貯蔵タンクに収めきれない原油をタンカーなどに蓄える保管料がかさみ、損失覚悟の投げ売りも出たようだ。取引期限が迫っていた、5月に現物を受け渡しする「5月物」に限った価格だとはいえ、原油相場の激しい下落は、世界経済が直面する危機の深刻さを如実に映し出している。
エネルギーの海外依存度が高い日本にとって、原油安は歓迎すべき面が大きいものの、リスクも膨らんでいる。在庫の評価損が出るエネルギー企業の業績悪化にとどまらない。産油国の財政悪化が進めば、資金調達のための資産売却などが金融・資本市場への大きな圧力となったり、政情不安を招く要因になったりしかねない。
これほどまでに原油が売り込まれたのは、シェア争いの思惑などから増産に転じた産油国の動きに一因がある。
サウジアラビアが率いる石油輸出国機構(OPEC)と、ロシアなどの非加盟国でつくる「OPECプラス」は3月上旬、協調減産の拡大を協議したものの決裂した。するとサウジは一転して増産に動いた。同調しなかったロシアや、シェールオイルで一大産油国となった米国を揺さぶる狙いだったとみられている。
その後、新型コロナは欧州や米国へと急速に広がった。OPECプラスは4月に入って大幅な減産で合意したが、価格は急落したままだ。
減産に合意しなかった3月には、リーマン・ショックの際を上回るほど世界経済が落ち込み、原油需要がこうも急減するとは、読み切れていなかったのだろう。産油国は自ら苦境を招いたと言わざるを得ない。

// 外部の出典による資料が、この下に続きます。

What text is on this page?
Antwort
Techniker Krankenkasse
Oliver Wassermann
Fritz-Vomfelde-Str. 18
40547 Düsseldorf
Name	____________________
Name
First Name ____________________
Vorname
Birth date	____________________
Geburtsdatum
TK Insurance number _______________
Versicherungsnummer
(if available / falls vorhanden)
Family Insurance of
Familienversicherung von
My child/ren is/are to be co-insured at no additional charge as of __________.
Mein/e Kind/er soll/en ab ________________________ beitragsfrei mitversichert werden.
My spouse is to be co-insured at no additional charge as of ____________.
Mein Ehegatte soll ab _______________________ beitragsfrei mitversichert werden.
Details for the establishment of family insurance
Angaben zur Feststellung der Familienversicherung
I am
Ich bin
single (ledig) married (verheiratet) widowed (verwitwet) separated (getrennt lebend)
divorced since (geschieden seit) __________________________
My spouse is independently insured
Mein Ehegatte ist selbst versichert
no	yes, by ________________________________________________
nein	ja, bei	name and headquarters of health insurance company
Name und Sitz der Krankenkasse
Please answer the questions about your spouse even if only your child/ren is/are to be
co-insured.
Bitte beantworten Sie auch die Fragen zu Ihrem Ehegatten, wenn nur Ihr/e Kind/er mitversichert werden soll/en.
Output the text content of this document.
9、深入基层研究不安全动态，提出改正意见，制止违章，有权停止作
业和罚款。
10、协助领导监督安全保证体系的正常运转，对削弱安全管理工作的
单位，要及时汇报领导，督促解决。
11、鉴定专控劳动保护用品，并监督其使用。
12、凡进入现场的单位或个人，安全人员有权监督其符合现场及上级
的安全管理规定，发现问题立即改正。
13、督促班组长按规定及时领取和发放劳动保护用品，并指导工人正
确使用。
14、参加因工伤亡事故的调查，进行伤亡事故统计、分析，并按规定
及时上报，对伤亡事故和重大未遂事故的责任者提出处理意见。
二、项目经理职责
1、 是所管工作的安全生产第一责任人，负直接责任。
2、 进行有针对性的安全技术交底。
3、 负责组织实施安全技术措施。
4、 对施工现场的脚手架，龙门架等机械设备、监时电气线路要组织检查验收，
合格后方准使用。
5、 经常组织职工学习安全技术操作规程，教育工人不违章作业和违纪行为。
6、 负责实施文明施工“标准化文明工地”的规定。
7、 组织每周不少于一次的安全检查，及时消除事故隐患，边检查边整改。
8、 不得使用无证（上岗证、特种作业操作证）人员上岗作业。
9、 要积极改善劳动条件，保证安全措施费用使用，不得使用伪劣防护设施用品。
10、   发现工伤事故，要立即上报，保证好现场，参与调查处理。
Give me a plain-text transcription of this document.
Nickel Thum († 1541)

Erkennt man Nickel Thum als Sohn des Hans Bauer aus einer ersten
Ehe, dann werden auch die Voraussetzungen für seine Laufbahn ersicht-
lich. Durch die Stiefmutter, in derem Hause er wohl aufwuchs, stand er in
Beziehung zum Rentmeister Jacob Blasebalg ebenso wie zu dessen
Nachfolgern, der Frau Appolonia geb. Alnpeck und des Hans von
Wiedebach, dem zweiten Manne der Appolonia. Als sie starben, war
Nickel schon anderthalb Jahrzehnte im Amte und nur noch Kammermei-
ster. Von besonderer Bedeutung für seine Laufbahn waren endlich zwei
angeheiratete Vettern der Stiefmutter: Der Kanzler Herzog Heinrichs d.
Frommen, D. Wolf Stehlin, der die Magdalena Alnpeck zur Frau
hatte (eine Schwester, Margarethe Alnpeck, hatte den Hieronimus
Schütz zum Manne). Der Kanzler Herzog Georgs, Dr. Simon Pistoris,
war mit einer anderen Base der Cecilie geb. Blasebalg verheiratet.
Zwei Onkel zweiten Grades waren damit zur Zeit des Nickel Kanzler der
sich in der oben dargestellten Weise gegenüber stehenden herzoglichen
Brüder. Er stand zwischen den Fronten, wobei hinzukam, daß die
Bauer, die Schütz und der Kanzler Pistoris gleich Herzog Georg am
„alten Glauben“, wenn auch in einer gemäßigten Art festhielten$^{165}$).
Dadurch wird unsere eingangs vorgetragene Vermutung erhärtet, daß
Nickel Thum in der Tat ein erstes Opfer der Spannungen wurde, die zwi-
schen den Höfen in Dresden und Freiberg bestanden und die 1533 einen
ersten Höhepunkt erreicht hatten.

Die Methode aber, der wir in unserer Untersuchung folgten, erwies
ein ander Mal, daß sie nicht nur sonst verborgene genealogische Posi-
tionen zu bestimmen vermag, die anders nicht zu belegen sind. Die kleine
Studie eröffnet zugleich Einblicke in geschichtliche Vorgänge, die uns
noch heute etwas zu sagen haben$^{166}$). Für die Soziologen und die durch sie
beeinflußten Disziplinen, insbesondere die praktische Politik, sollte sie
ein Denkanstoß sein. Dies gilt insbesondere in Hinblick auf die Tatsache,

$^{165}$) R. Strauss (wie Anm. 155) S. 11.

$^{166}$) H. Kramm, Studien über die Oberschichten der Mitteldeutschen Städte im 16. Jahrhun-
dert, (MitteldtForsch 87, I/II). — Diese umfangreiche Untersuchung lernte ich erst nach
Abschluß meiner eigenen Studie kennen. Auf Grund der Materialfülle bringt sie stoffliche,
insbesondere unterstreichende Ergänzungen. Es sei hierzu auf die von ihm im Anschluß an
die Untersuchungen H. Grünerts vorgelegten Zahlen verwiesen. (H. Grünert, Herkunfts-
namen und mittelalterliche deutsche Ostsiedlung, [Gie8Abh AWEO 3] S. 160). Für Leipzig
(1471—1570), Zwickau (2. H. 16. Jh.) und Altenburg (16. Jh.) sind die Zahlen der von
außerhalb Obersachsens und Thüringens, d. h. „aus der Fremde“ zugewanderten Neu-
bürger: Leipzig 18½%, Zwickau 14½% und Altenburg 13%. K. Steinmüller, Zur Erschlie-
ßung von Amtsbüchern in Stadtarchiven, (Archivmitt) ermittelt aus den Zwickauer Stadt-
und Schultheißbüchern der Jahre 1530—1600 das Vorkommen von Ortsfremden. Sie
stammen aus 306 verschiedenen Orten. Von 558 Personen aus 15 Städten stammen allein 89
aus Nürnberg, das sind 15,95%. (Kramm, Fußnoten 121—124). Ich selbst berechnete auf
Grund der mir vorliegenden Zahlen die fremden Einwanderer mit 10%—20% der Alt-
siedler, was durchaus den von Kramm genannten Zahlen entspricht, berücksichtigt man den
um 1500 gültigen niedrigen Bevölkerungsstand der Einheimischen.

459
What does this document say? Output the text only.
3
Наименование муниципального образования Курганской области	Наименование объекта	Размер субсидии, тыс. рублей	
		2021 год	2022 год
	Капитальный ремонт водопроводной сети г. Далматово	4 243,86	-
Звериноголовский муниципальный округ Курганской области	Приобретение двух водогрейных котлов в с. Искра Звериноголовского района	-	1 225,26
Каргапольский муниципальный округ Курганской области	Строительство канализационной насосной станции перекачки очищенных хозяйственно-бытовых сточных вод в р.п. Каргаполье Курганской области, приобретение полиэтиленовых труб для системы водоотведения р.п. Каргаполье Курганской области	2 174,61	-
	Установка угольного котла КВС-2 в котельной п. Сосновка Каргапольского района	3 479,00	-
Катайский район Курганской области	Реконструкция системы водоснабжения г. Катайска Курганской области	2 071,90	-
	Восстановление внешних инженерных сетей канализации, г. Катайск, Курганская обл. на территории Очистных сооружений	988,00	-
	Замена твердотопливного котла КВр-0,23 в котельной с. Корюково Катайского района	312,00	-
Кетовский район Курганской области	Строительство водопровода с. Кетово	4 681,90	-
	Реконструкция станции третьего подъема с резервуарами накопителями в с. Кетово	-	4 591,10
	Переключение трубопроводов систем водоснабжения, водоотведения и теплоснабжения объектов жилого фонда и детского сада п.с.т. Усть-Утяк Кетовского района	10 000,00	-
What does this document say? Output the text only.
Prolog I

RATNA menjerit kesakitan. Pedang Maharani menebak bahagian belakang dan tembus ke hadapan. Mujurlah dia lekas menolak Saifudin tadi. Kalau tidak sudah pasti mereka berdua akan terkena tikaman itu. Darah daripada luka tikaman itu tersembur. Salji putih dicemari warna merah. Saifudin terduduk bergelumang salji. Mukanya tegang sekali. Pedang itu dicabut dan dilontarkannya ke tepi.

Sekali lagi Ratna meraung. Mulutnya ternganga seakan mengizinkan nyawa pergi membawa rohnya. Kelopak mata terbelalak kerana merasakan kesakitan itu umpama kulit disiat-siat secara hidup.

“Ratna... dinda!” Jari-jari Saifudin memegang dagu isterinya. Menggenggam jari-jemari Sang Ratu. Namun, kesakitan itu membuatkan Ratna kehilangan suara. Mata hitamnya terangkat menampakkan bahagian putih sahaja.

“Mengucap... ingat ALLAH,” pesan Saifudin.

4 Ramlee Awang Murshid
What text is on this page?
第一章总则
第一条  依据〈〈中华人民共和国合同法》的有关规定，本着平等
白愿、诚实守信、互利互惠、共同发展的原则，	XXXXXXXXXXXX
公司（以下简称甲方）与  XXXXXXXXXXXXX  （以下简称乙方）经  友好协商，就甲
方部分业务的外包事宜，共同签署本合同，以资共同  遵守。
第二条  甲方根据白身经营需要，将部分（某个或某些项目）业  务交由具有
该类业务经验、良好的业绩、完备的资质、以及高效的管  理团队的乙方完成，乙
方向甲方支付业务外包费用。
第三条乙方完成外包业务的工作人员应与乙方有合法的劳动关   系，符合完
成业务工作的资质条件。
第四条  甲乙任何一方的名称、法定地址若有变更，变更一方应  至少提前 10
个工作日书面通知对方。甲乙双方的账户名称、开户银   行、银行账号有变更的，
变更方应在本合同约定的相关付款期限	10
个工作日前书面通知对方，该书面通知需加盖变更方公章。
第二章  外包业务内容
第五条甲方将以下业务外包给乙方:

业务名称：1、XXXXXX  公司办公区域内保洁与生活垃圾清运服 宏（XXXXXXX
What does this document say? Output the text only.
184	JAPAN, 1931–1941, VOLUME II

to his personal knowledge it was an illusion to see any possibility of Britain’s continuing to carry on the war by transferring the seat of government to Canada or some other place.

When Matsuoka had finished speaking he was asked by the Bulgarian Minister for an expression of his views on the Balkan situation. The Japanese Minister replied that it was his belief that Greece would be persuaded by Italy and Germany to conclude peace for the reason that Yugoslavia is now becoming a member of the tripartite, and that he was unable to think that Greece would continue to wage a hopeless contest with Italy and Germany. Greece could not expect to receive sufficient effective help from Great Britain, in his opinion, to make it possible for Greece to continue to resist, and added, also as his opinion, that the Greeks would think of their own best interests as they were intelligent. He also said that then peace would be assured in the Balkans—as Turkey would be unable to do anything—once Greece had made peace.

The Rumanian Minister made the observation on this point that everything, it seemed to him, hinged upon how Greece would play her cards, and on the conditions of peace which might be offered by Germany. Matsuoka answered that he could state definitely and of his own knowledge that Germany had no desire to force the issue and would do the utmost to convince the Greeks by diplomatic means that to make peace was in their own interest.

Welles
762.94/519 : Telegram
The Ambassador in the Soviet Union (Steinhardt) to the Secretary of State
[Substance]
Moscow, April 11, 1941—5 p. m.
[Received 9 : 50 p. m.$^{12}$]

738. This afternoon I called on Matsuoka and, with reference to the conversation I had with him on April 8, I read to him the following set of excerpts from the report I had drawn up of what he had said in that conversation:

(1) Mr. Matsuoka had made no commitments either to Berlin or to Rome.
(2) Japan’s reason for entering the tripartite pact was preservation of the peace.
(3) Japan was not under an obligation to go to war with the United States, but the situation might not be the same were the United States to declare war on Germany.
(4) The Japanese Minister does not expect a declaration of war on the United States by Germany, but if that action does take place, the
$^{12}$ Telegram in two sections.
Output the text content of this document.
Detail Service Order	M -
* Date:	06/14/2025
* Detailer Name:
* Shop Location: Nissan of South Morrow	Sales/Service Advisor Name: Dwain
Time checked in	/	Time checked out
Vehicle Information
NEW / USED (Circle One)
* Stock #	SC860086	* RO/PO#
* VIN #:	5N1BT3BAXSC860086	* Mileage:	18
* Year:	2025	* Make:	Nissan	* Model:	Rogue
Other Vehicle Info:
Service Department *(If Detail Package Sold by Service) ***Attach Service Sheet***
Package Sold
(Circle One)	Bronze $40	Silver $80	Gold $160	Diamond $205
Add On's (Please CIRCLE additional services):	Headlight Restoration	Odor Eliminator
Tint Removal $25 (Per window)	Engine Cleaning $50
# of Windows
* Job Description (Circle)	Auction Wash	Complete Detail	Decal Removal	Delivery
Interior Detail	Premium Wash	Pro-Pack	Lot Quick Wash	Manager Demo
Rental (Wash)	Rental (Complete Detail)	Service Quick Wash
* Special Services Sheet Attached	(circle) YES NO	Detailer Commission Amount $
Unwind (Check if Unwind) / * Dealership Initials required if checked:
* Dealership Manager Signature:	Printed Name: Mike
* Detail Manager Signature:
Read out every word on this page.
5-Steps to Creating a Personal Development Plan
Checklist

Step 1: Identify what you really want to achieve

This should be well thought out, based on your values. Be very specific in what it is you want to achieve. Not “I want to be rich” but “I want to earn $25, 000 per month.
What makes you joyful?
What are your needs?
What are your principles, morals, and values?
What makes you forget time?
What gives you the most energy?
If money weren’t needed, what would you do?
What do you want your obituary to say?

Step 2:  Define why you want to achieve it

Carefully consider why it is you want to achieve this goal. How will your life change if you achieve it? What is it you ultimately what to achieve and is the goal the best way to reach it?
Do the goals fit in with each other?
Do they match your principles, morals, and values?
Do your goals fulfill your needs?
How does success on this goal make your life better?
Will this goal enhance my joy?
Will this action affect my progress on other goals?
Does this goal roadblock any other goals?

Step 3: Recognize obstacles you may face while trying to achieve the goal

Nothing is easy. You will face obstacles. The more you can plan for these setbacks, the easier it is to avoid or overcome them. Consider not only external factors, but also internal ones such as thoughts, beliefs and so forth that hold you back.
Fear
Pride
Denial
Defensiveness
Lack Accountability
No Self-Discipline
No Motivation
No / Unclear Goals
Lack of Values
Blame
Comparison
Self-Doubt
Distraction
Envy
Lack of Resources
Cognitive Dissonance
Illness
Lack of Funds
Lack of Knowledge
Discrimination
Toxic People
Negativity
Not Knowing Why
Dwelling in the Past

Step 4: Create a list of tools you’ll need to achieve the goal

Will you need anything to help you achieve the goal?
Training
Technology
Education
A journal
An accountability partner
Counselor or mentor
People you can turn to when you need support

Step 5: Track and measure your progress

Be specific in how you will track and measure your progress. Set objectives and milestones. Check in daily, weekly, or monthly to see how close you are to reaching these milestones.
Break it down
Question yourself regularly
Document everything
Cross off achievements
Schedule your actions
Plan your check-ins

サウジやロシアも加わる主要20カ国・地域(G20)のエネルギー相は緊急会合で、エネルギー市場の安定が重要だと訴える声明をまとめた。しかし米国も含めた産油国の減産について、具体的な言及にまでは踏み込んでいない。
未曽有の厳しい局面を迎えている世界経済にとって、いま必要なのは、波乱要因を一つでも減らすことだ。自らの利益ばかりを追って原油価格の乱高下を招くのは、消費国にも産油国にも望ましいものではない。
市場が落ち着いてこそ、長期的な展望に立って自国の経済運営ができる。そのことを肝に銘じ、需要に見合った供給態勢をとる必要がある。